March 22, 2006

Chinese, Korean, or Japanese?

Dienekes has been posting a lot of composite photographs of multiple faces (an investigative technique invented by -- who else? -- Sir Francis Galton) of different nationalities. Which of the composites is Chinese? Which is Korean? Which is Japanese? Click here to find out.

I got it right, which I guess is proof that I haven't forgotten quite everything I learned at UCLA from 1980-1982 while getting my MBA.

And here's a pretty easy one: Which is Germanic? Which is Slavic? Click here.

His latest is "The geography of European phenotypical variation: 27 composite pictures of male athletes."

This raises the old question about the difference in looks between a racial average and a "type." As you can see from the composites, the differences between averages, while noticeable, are not huge. On the other hand, if you went to, say, Poland and Germany, you'd be able to find individuals in each country whom represent their types so extremely that very few adults would mistake their nationalities.

For example, Charles De Gaulle, perhaps partly through some act of will involving how he chose to hold his face, always struck me as ineffably French-looking. (Indeed, the incredibly French-looking classic 1960s Citroen luxury car always seemed to me to somehow look like De Gaulle.) That doesn't mean the average Frenchman is as French-looking as De Gaulle. But it does mean that there are tendencies within the French which De Gaulle took to an extreme. (Keep in mind that differences in looks between cultures aren't just genetic, but also involve customary facial expressions.)

Another complicating factor is that there are often multiple types within a nationality. For example, when I went to Moscow in 2001, the first night the young singer in a 1950s rockabilly band was a dead ringer for Putin and his skull-like head. "Now, that's a Russian!" I said to myself.
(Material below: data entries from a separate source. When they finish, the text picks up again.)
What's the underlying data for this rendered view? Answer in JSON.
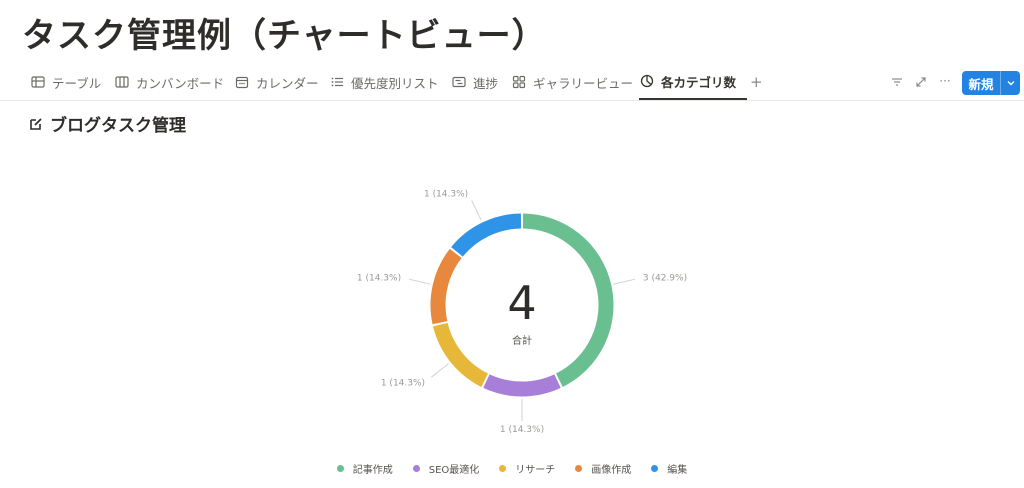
{
  "page": {
    "title": "タスク管理例（チャートビュー）"
  },
  "tabs": [
    {
      "label": "テーブル",
      "icon": "table-icon"
    },
    {
      "label": "カンバンボード",
      "icon": "board-icon"
    },
    {
      "label": "カレンダー",
      "icon": "calendar-icon"
    },
    {
      "label": "優先度別リスト",
      "icon": "list-icon"
    },
    {
      "label": "進捗",
      "icon": "timeline-icon"
    },
    {
      "label": "ギャラリービュー",
      "icon": "gallery-icon"
    },
    {
      "label": "各カテゴリ数",
      "icon": "chart-icon",
      "active": true
    }
  ],
  "toolbar": {
    "add_view": "+",
    "filter_icon": "filter-icon",
    "expand_icon": "expand-icon",
    "more": "···",
    "new_label": "新規"
  },
  "section": {
    "title": "ブログタスク管理",
    "icon": "edit-icon"
  },
  "chart_data": {
    "type": "donut",
    "center_value": "4",
    "center_label": "合計",
    "slices": [
      {
        "name": "記事作成",
        "value": 3,
        "label": "3 (42.9%)",
        "color": "#69bf8f"
      },
      {
        "name": "SEO最適化",
        "value": 1,
        "label": "1 (14.3%)",
        "color": "#a77ed8"
      },
      {
        "name": "リサーチ",
        "value": 1,
        "label": "1 (14.3%)",
        "color": "#e7b73a"
      },
      {
        "name": "画像作成",
        "value": 1,
        "label": "1 (14.3%)",
        "color": "#e8883d"
      },
      {
        "name": "編集",
        "value": 1,
        "label": "1 (14.3%)",
        "color": "#2f93e8"
      }
    ]
  }
}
The next morning, an elderly WWII veteran begging in the subway looked exactly like Brezhnev and his luxurious eyebrows. "Now, that's a Russian!" But, of course, Putin and Brezhnev are quite different-looking. Russia, being a vast country, is full of recognizably Russian types that don't look to much like each other.


My published articles are archived at iSteve.com -- Steve Sailer

1 comment:

Dai Alanye said...

The most remarkable thing about these photos is how lacking in distinctiveness they are, possibly because of their composite nature. But the whole idea of nation-to-nation comparison is fraught with difficulty because most nations are of mixed racial heritage.

Let us take Ireland as an example. Being at the far northwestern end of Europe, it has been invaded from south and west by anyone who had the urge or was driven by some other, farther-out invader. I'm not an expert in the history of Eire, but it has had round-barrow people, long-barrow people, Goidels and Germanics invade at one time or another, and I've surely have missed some others.

There is a recognizable Irish "type" who tends to look like Reagan or Doug Flutie -- bony face, long upper lip. But there's another who has a roundish flat face and a tendency toward red hair. And if you visit Ireland you find all sorts of "types" or those who seem to be no type at all.

As for a German types, they're all over the map. I believe Coon's The Races of Europe gives a good idea of this. Poles: there is a Polish type characterized strikingly by flaring gonial angles, but there are plenty of other Poles who don't show this characteristic.

And Russians, as you point out, are highly varied -- not surprisingly since every westward invasion of Europe from the Cro-Magnons to the Golden Horde traversed some part of western Russia, while Balts, Poles and Germans carried some genes eastward. Then there are the Lapps and Mordvinians, among others non-Indoeuropean speakers with their own racial characteristics.